Alongside her incredible work as an actress, Emma Watson has become known for her activism, which shines through in this speech at the United Nations when she launched the HeForShe campaign. Emma talks about what feminism really means and an awful problem that has emerged where fighting for women’s rights has become synonymous with man-hating. She powerfully reminds us that gender equality is everyone’s issue, and that men are also imprisoned by gender stereotypes. If we are going to get to gender equality, we need to work together. Afterall, as Emma says “how can we affect change in the world when only half of it is invited or feel welcome to participate in the conversation?”

This is something we wholeheartedly believe in at Women Rising and it’s why we created our manager and allies program. Men stepping up alongside women as effective male allies are a critical piece of the puzzle to enable more equal workplaces for all. If you know a man who’s looking for support to become a better male ally, you can send him the link to our free guide: 20 Ways To Be An Effective Male Ally.

5. Tarana Burke’s TED talk - Me too is a movement, not a moment, 2018

“This is bigger than a moment. It's the confirmation that we are in a movement. And the most powerful movements have always been built around what's possible, not just claiming what is right now.”

In 2006, Tarana describes how she was so fed up with the sexual violence that she saw in her community, that she took out a piece of paper, wrote ‘Me Too’ at the top and then wrote down an action plan for building a movement of empathy between survivors that would help them to feel like they could heal. 11 years later, what began in her local community became a global movement that shook the world.
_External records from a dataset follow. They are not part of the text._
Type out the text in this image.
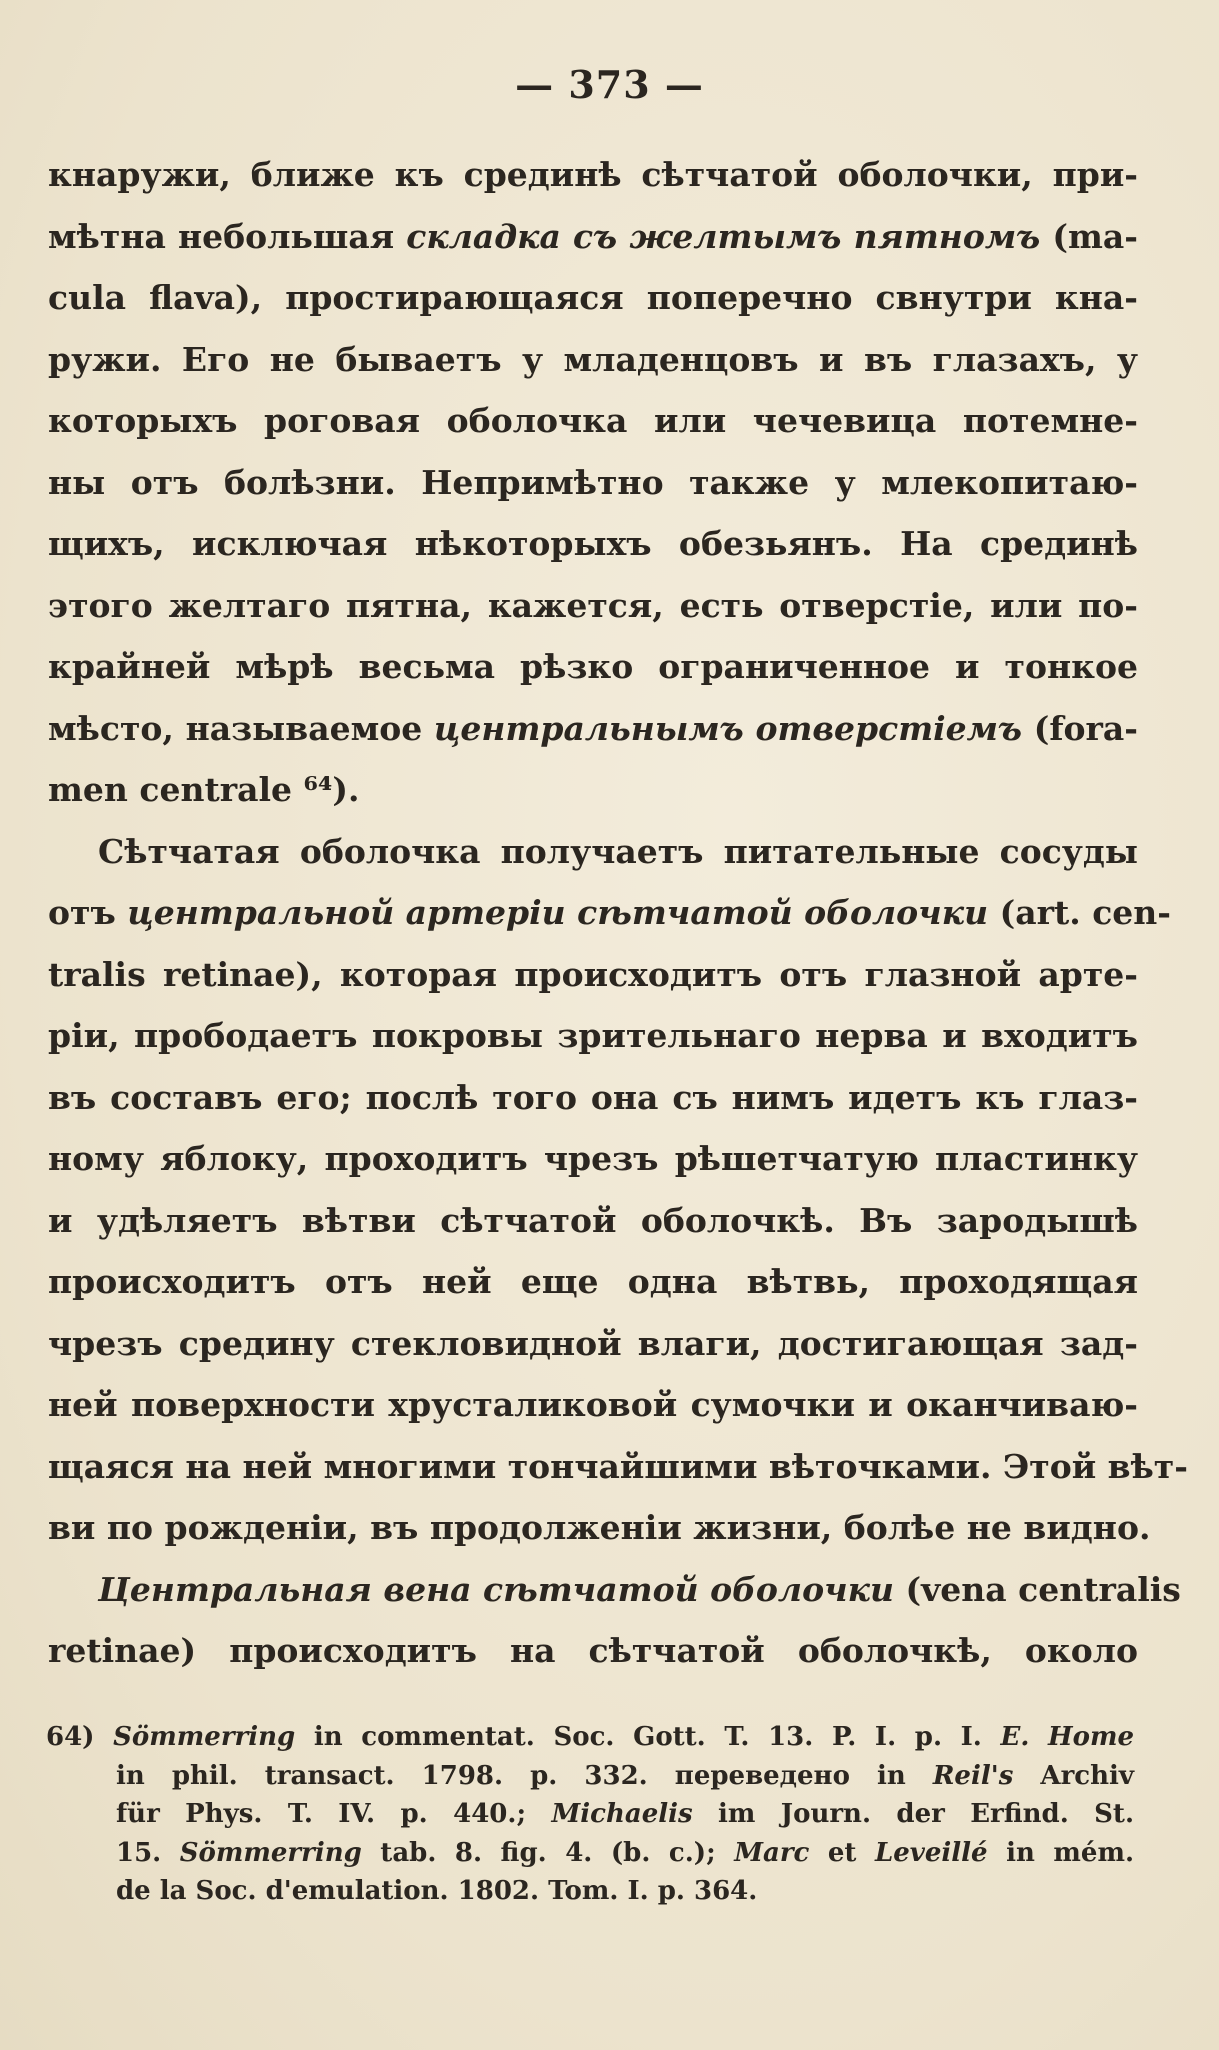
— 373 —
кнаружи, ближе къ срединѣ сѣтчатой оболочки, при-
мѣтна небольшая складка съ желтымъ пятномъ (ma-
cula flava), простирающаяся поперечно свнутри кна-
ружи. Его не бываетъ у младенцовъ и въ глазахъ, у
которыхъ роговая оболочка или чечевица потемне-
ны отъ болѣзни. Непримѣтно также у млекопитаю-
щихъ, исключая нѣкоторыхъ обезьянъ. На срединѣ
этого желтаго пятна, кажется, есть отверстіе, или по-
крайней мѣрѣ весьма рѣзко ограниченное и тонкое
мѣсто, называемое центральнымъ отверстіемъ (fora-
men centrale ⁶⁴).
Сѣтчатая оболочка получаетъ питательные сосуды
отъ центральной артеріи сѣтчатой оболочки (art. cen-
tralis retinae), которая происходитъ отъ глазной арте-
ріи, прободаетъ покровы зрительнаго нерва и входитъ
въ составъ его; послѣ того она съ нимъ идетъ къ глаз-
ному яблоку, проходитъ чрезъ рѣшетчатую пластинку
и удѣляетъ вѣтви сѣтчатой оболочкѣ. Въ зародышѣ
происходитъ отъ ней еще одна вѣтвь, проходящая
чрезъ средину стекловидной влаги, достигающая зад-
ней поверхности хрусталиковой сумочки и оканчиваю-
щаяся на ней многими тончайшими вѣточками. Этой вѣт-
ви по рожденіи, въ продолженіи жизни, болѣе не видно.
Центральная вена сѣтчатой оболочки (vena centralis
retinae) происходитъ на сѣтчатой оболочкѣ, около
64) Sömmerring in commentat. Soc. Gott. T. 13. P. I. p. I. E. Home
in phil. transact. 1798. p. 332. переведено in Reil's Archiv
für Phys. T. IV. p. 440.; Michaelis im Journ. der Erfind. St.
15. Sömmerring tab. 8. fig. 4. (b. c.); Marc et Leveillé in mém.
de la Soc. d'emulation. 1802. Tom. I. p. 364.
In this emotional speech, Tarana reflects on what has happened in the years since she first wrote down those words ‘Me Too’, the progress, the setbacks, the backlash, and the emotional weight that it has carried.
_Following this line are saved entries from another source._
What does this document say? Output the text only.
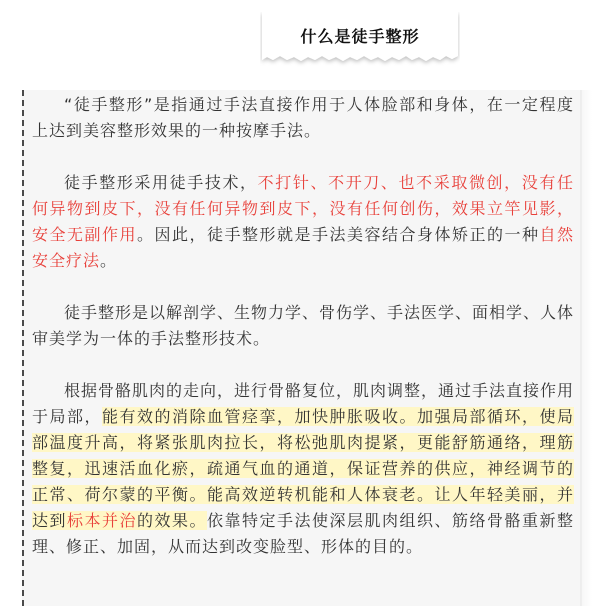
什么是徒手整形

“徒手整形”是指通过手法直接作用于人体脸部和身体，在一定程度上达到美容整形效果的一种按摩手法。

徒手整形采用徒手技术，不打针、不开刀、也不采取微创，没有任何异物到皮下，没有任何异物到皮下，没有任何创伤，效果立竿见影，安全无副作用。因此，徒手整形就是手法美容结合身体矫正的一种自然安全疗法。

徒手整形是以解剖学、生物力学、骨伤学、手法医学、面相学、人体审美学为一体的手法整形技术。

根据骨骼肌肉的走向，进行骨骼复位，肌肉调整，通过手法直接作用于局部，能有效的消除血管痉挛，加快肿胀吸收。加强局部循环，使局部温度升高，将紧张肌肉拉长，将松弛肌肉提紧，更能舒筋通络，理筋整复，迅速活血化瘀，疏通气血的通道，保证营养的供应，神经调节的正常、荷尔蒙的平衡。能高效逆转机能和人体衰老。让人年轻美丽，并达到标本并治的效果。依靠特定手法使深层肌肉组织、筋络骨骼重新整理、修正、加固，从而达到改变脸型、形体的目的。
But she also looks towards the future and the vision of the Me Too movement, which is a collective vision to see a world free of sexual violence. And she tells us, in no uncertain terms, that what it will take is to dismantle the building blocks of sexual violence: power and privilege. Tarana reminds us that we all have a part to play in this vision and that we can “reshape that imbalance by speaking out against it in unison and by creating spaces to speak truth to power.”

6. Hillary Clinton’s United Nations speech at the 4th Women’s Conference in Beijing, 1995

‘If there is one message that echoes forth from this conference, let it be that human rights are women’s rights and women’s rights are human rights once and for all.”

In 1995, first lady Hillary Clinton gave a speech at the 4th UN Women’s Conference in Beijing that would go on to become one of the most formative speeches of her career and an important moment for women’s rights. In it, she famously declared that “women’s rights are human rights” and clearly showed how bettering the lives of women was fundamental to bettering the lives of children and families, and creating a more peaceful and prosperous world. As Hillary so eloquently stated, “as long as discrimination and inequities remain so commonplace everywhere in the world, as long as girls and women are valued less, fed less, fed last, overworked, underpaid, and not schooled, subjected to violence in and outside their homes, the potential of the human family to create a peaceful, prosperous world will not be realised.” 

What was particularly inspiring about that speech, was not only what she said, but where she said it. She defied both US administration and Chinese pressure to water down her remarks and once again showed us what is possible when a woman stands in her own power. Hillary has said she had no idea of the impact that speech would have and that 27 years later, it would continue to inspire so many of us.

This is a small snapshot of the incredible speeches that so many remarkable women have made as they speak truth to power. I hope it inspires you to have the confidence to speak up and let your voice be heard. Because it’s time. Time for inclusiveness. Time for safety. Time for the feminine to be unleashed in all its glorious power. Time indeed for real feminine power.